Once the brownie has baked, I recommend turning your oven off, opening the door slightly and then leave the brownie in there for about 20 minutes to cool down.

Then you can take it out and let it cool completely.

The reason why I recommend doing this is because cheesecakes don’t like drastic changes in temperature.

If you take it out of the oven immediately, this will be a drastic change in temperature. So the cheesecake will end up cracking.

So leave it to cool down slowly in your oven for a bit.

You might have noticed that my cheesecake did crack…let’s not talk about it, THINGS HAPPEN SOMETIMES let’s not dwell on it.

Chilling the brownie 

The last step is to chill the brownie in your fridge, before taking it out of the tin and cutting it into pieces.

THIS IS IMPORTANT DON’T SKIP THIS.

The cheesecake layer needs time to set, it will be a goopy mess if you try cutting it too soon.

So you want to chill it for AT LEAST 2 hours.

However, I think chilling it overnight is wayyyyy better. The flavour and texture will be so much better the next day.

But if you don’t want to wait overnight, then 2 hours works too.

Here are some other brownie recipes I think you need to try immediately:

Strawberry Cheesecake Brownies

4.6 from 5 votes

Ingredients

  • For the strawberry puree:
  • 200 g strawberries

  • 1 tablespoon granulated sugar

  • For the brownie layer:
  • 140 g unsalted butter

  • 85 g dark chocolate

  • 3 eggs

  • 120 g granulated sugar

  • 120 g soft light brown sugar

  • 60 g plain flour

  • 30 g cocoa powder

  • 1/4 teaspoon salt

  • For the cheesecake layer:
  • 300 g cream cheese

  • 80 g granulated sugar

  • 20 g corn flour

  • 2 teaspoons vanilla extract

  • 120 ml double cream, warm (just heat it in your microwave for about 30 seconds)

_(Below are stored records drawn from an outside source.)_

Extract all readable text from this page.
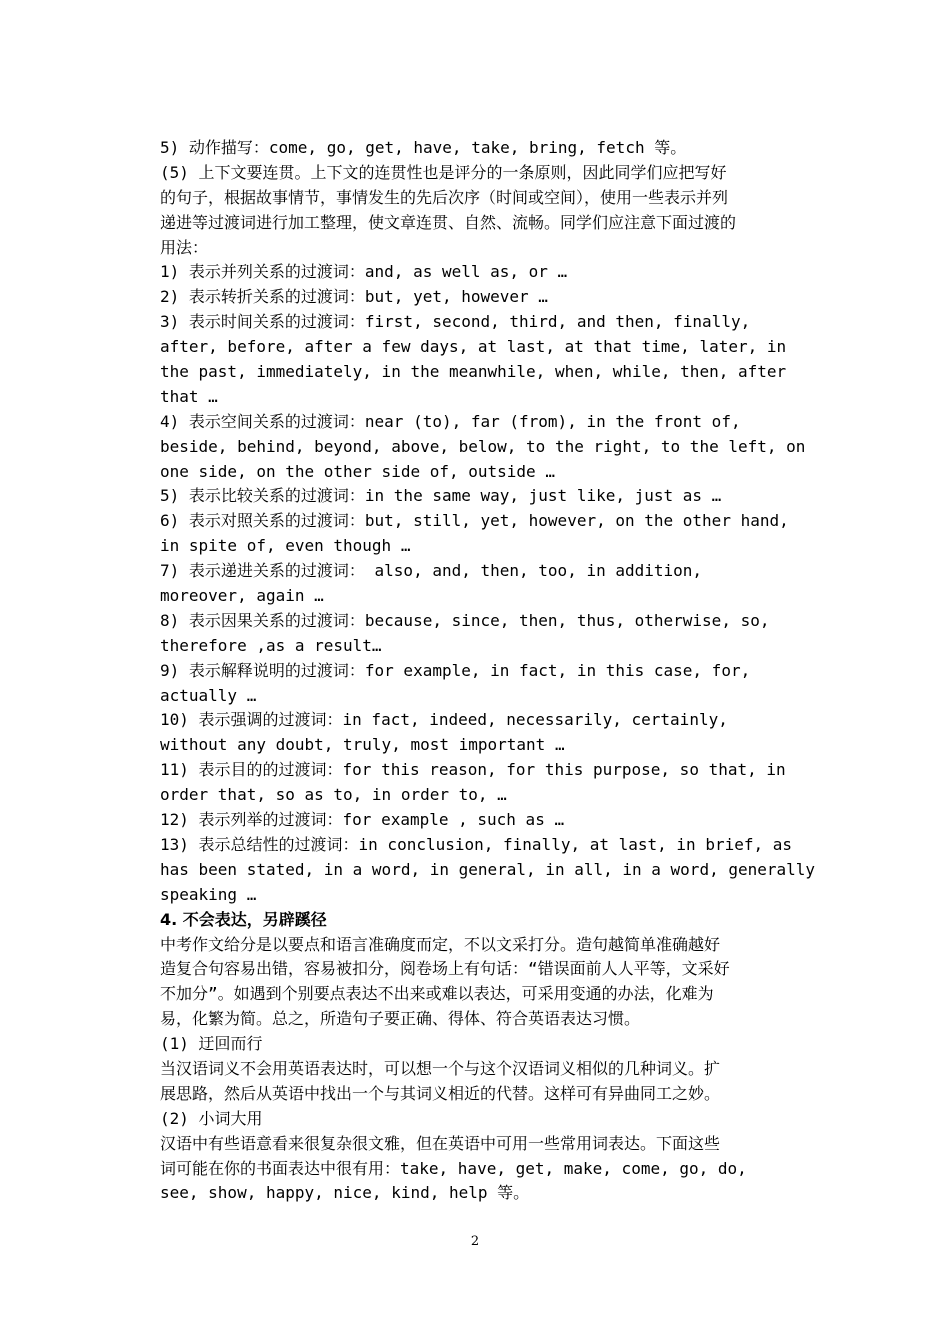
5) 动作描写：come, go, get, have, take, bring, fetch 等。
(5) 上下文要连贯。上下文的连贯性也是评分的一条原则，因此同学们应把写好
的句子，根据故事情节，事情发生的先后次序（时间或空间），使用一些表示并列
递进等过渡词进行加工整理，使文章连贯、自然、流畅。同学们应注意下面过渡的
用法：
1) 表示并列关系的过渡词：and, as well as, or …
2) 表示转折关系的过渡词：but, yet, however …
3) 表示时间关系的过渡词：first, second, third, and then, finally,
after, before, after a few days, at last, at that time, later, in
the past, immediately, in the meanwhile, when, while, then, after
that …
4) 表示空间关系的过渡词：near (to), far (from), in the front of,
beside, behind, beyond, above, below, to the right, to the left, on
one side, on the other side of, outside …
5) 表示比较关系的过渡词：in the same way, just like, just as …
6) 表示对照关系的过渡词：but, still, yet, however, on the other hand,
in spite of, even though …
7) 表示递进关系的过渡词： also, and, then, too, in addition,
moreover, again …
8) 表示因果关系的过渡词：because, since, then, thus, otherwise, so,
therefore ,as a result…
9) 表示解释说明的过渡词：for example, in fact, in this case, for,
actually …
10) 表示强调的过渡词：in fact, indeed, necessarily, certainly,
without any doubt, truly, most important …
11) 表示目的的过渡词：for this reason, for this purpose, so that, in
order that, so as to, in order to, …
12) 表示列举的过渡词：for example , such as …
13) 表示总结性的过渡词：in conclusion, finally, at last, in brief, as
has been stated, in a word, in general, in all, in a word, generally
speaking …
4. 不会表达，另辟蹊径
中考作文给分是以要点和语言准确度而定，不以文采打分。造句越简单准确越好
造复合句容易出错，容易被扣分，阅卷场上有句话：“错误面前人人平等，文采好
不加分”。如遇到个别要点表达不出来或难以表达，可采用变通的办法，化难为
易，化繁为简。总之，所造句子要正确、得体、符合英语表达习惯。
(1) 迂回而行
当汉语词义不会用英语表达时，可以想一个与这个汉语词义相似的几种词义。扩
展思路，然后从英语中找出一个与其词义相近的代替。这样可有异曲同工之妙。
(2) 小词大用
汉语中有些语意看来很复杂很文雅，但在英语中可用一些常用词表达。下面这些
词可能在你的书面表达中很有用：take, have, get, make, come, go, do,
see, show, happy, nice, kind, help 等。
2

  • 60 g white chocolate, melted

Directions

  • Start by pre-heating your oven to 180c/350f. Also grease and line an 8 inch square cake tin.
  • Making the strawberry puree:
  • Add your strawberries into a food processor and process until smooth.
  • Sieve this mixture to get out the seeds, then pour this into a pot. Add the sugar and mix this in.
  • Place this pot onto medium heat and let this mixture come to a boil. Once it comes to a boil, lower the heat and let it simmer for about 2 minutes. We just want it to thicken slightly.
  • Leave this to cool down in your fridge.
  • Making the brownie batter:
  • In a pot, add the butter and dark chocolate. Place this onto medium heat and heat until melted, you can also just do this in your microwave. Leave this aside to cool down.
  • In a large bowl, add the eggs, granulated sugar and brown sugar. Whip these together until the mixture lightens in colour and increases in volume slightly. This will take about 2 minutes.
  • Pour the cooled melted butter and chocolate mixture into this, whisk this in.
  • Add the flour, cocoa powder and salt, whisk just until combined.
  • Pour this into your prepared cake tin, then leave this in your fridge for 20 minutes.
  • Making the cheesecake batter:
  • Meanwhile, make the cheesecake batter. So in a large bowl, add the cream cheese, granulated sugar, corn flour and vanilla extract. Mix until combined.
  • Add the double cream into this, whisk this in, then whisk in the melted white chocolate.
  • Once your brownie batter has chilled for 20 minutes, gently add the cheesecake batter on top of it and spread this out.
  • Add dollops of your strawberry puree on top of the cheesecake batter and use a knife or skewer to swirl this around. You will probably have some puree left over, you might not need to use it all.
  • Place this into your pre-heated oven and bake for around 1 hour - 1 hour 10 minutes, or until a toothpick inserted into the centre comes out with no raw batter from the brownie, a few moist crumbs from the brownie is what you want to see. The cheesecake will be jiggly in the centre, it will seem not done. That's fine, it will set up in the fridge.
  • Once it has baked, turn your oven off, open the door slightly, and then leave the brownie to cool down for 20 minutes in your oven. Then take it out of the oven and leave to cool completely.
  • Now leave the brownie to set up for at least 2 hours in your fridge, BUT overnight is much better.
  • Once set, you can cut into it and enjoy!